The judge will often get some ideas that neither party had and ask to be briefed on the issue before he rules. But from what I can tell he doesn't necessarily buy his own arguments since he ultimately finds them lacking once they've been fleshed out.

This is one thing for a trial judge (whether state or federal district) to do, but it's another for an appellate court, especially a secondary one. By that point, there has been extensive litigation, and lower courts have made rulings based on the presentations of the parties.

The SC would probably prefer to rule in an anticipated issue now rather than have it come up later in another case, and it makes sense that they'd give the parties a heads up so they can prepare accordingly. I'd rather they get it right the first time than make bad rulings because procedure says they have to.

There is the danger of advisory opinions, but in general I agree. Citizens United came about after a first round of oral arguments, orders for more briefing, and then more oral arguments to end up with a broad ruling, and I think that's the much better way to go.

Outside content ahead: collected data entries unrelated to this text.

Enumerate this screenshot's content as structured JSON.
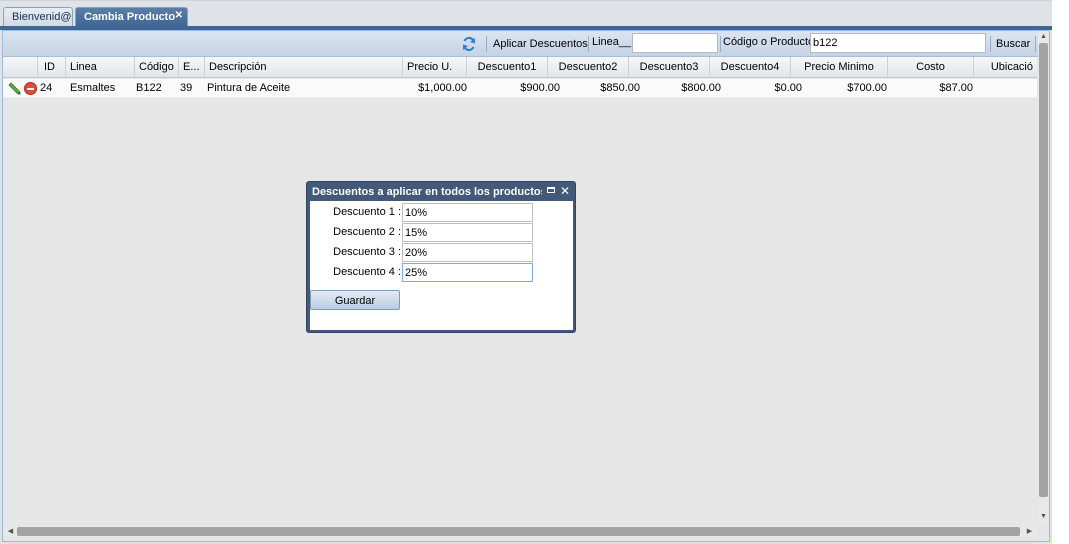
{
  "tabs": [
    {
      "label": "Bienvenid@",
      "active": false
    },
    {
      "label": "Cambia Producto",
      "active": true
    }
  ],
  "toolbar": {
    "refresh_icon": "refresh-icon",
    "apply_discounts_label": "Aplicar Descuentos",
    "line_label": "Linea__ :",
    "line_value": "",
    "code_label": "Código o Producto :",
    "code_value": "b122",
    "search_label": "Buscar"
  },
  "grid": {
    "columns": [
      "ID",
      "Linea",
      "Código",
      "E...",
      "Descripción",
      "Precio U.",
      "Descuento1",
      "Descuento2",
      "Descuento3",
      "Descuento4",
      "Precio Minimo",
      "Costo",
      "Ubicació"
    ],
    "rows": [
      {
        "id": "24",
        "linea": "Esmaltes",
        "codigo": "B122",
        "e": "39",
        "descripcion": "Pintura de Aceite",
        "precio_u": "$1,000.00",
        "descuento1": "$900.00",
        "descuento2": "$850.00",
        "descuento3": "$800.00",
        "descuento4": "$0.00",
        "precio_minimo": "$700.00",
        "costo": "$87.00",
        "ubicacion": ""
      }
    ]
  },
  "dialog": {
    "title": "Descuentos a aplicar en todos los productos.",
    "fields": [
      {
        "label": "Descuento 1 :",
        "value": "10%"
      },
      {
        "label": "Descuento 2 :",
        "value": "15%"
      },
      {
        "label": "Descuento 3 :",
        "value": "20%"
      },
      {
        "label": "Descuento 4 :",
        "value": "25%"
      }
    ],
    "save_label": "Guardar"
  },
  "colors": {
    "active_tab": "#4a6e9b",
    "dialog_frame": "#42597a",
    "delete_icon": "#e04a3a",
    "edit_icon": "#6aa84f"
  }
}
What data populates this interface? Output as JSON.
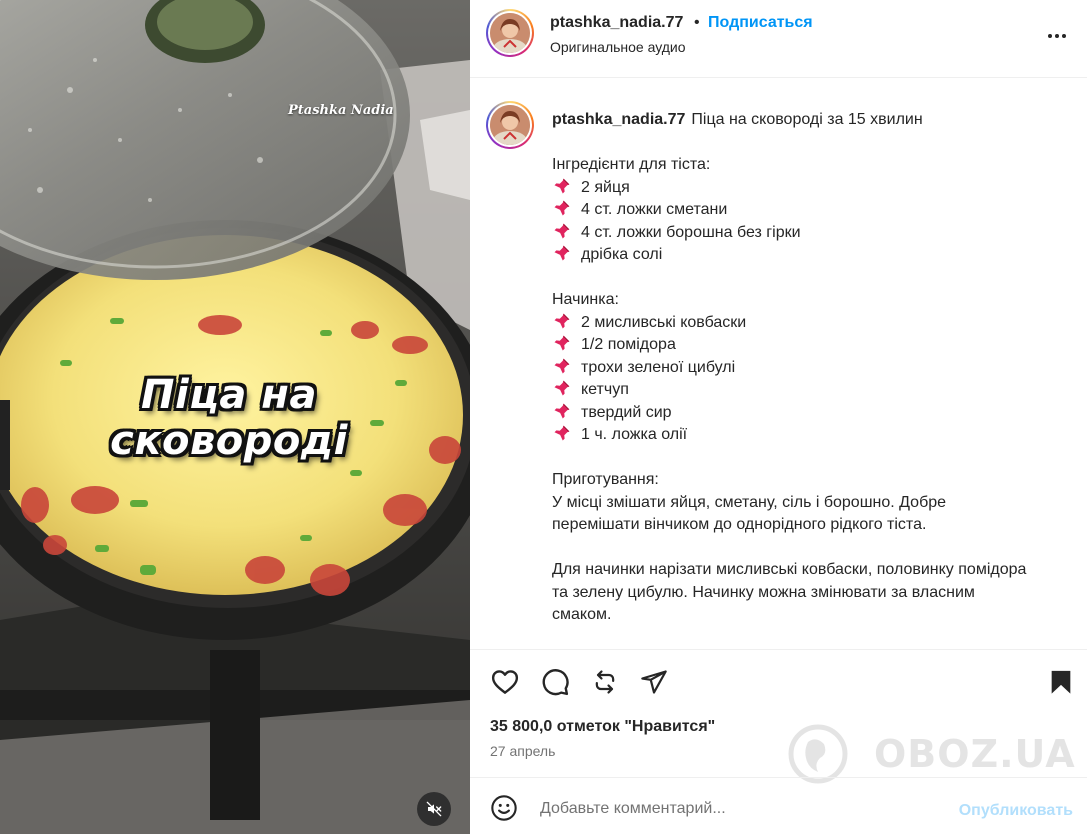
{
  "media": {
    "watermark": "Ptashka Nadia",
    "overlay_line1": "Піца на",
    "overlay_line2": "сковороді",
    "mute_icon": "speaker-muted-icon"
  },
  "header": {
    "username": "ptashka_nadia.77",
    "separator": "•",
    "follow_label": "Подписаться",
    "audio": "Оригинальное аудио",
    "more_icon": "more-options-icon"
  },
  "caption": {
    "username": "ptashka_nadia.77",
    "title": "Піца на сковороді за 15 хвилин",
    "dough_heading": "Інгредієнти для тіста:",
    "dough_items": [
      "2 яйця",
      "4 ст. ложки сметани",
      "4 ст. ложки борошна без гірки",
      "дрібка солі"
    ],
    "filling_heading": "Начинка:",
    "filling_items": [
      "2 мисливські ковбаски",
      "1/2 помідора",
      "трохи зеленої цибулі",
      "кетчуп",
      "твердий сир",
      "1 ч. ложка олії"
    ],
    "prep_heading": "Приготування:",
    "prep_p1_line1": "У місці змішати яйця, сметану, сіль і борошно. Добре",
    "prep_p1_line2": "перемішати вінчиком до однорідного рідкого тіста.",
    "prep_p2_line1": "Для начинки нарізати мисливські ковбаски, половинку помідора",
    "prep_p2_line2": "та зелену цибулю. Начинку можна змінювати за власним",
    "prep_p2_line3": "смаком."
  },
  "actions": {
    "like_icon": "heart-icon",
    "comment_icon": "comment-icon",
    "repost_icon": "repost-icon",
    "share_icon": "share-icon",
    "save_icon": "bookmark-icon"
  },
  "likes": "35 800,0 отметок \"Нравится\"",
  "date": "27 апрель",
  "comment": {
    "emoji_icon": "emoji-icon",
    "placeholder": "Добавьте комментарий...",
    "publish_label": "Опубликовать"
  },
  "site_watermark": "OBOZ.UA",
  "colors": {
    "accent": "#0095f6",
    "publish_disabled": "#b2dffc",
    "text": "#262626",
    "muted": "#737373",
    "pin": "#e0245e"
  }
}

However, the Supremes do the "ruling on the narrowest possible procedural grounds" trick all the time in other (fully-briefed, not emergency docket) cases. Roberts is the king of such opinions. Gattsuru can probably provide a laundry list of times the Court (or circuit courts) have pulled that trick in firearm cases. That's exactly what they did in Masterpiece Cakeshop and Fulton v. Philadelphia. And then there are times I swear they grant cert on cases with terrible procedural posture just so they can more easily manipulate the outcome.

Here, where it's a ruling on a stay regarding a preliminary injunction, it strikes me as especially bad to change the arguments at the highest level. There hasn't been full briefing by the parties, no amicus briefs, and no oral arguments. It's on a short timeframe with a limited record. That should be the time to stick to the exact arguments presented and issue narrow rulings.

As a body, they aren't shy about making it clear that they can do whatever they want.

We're in 100% agreement on that part.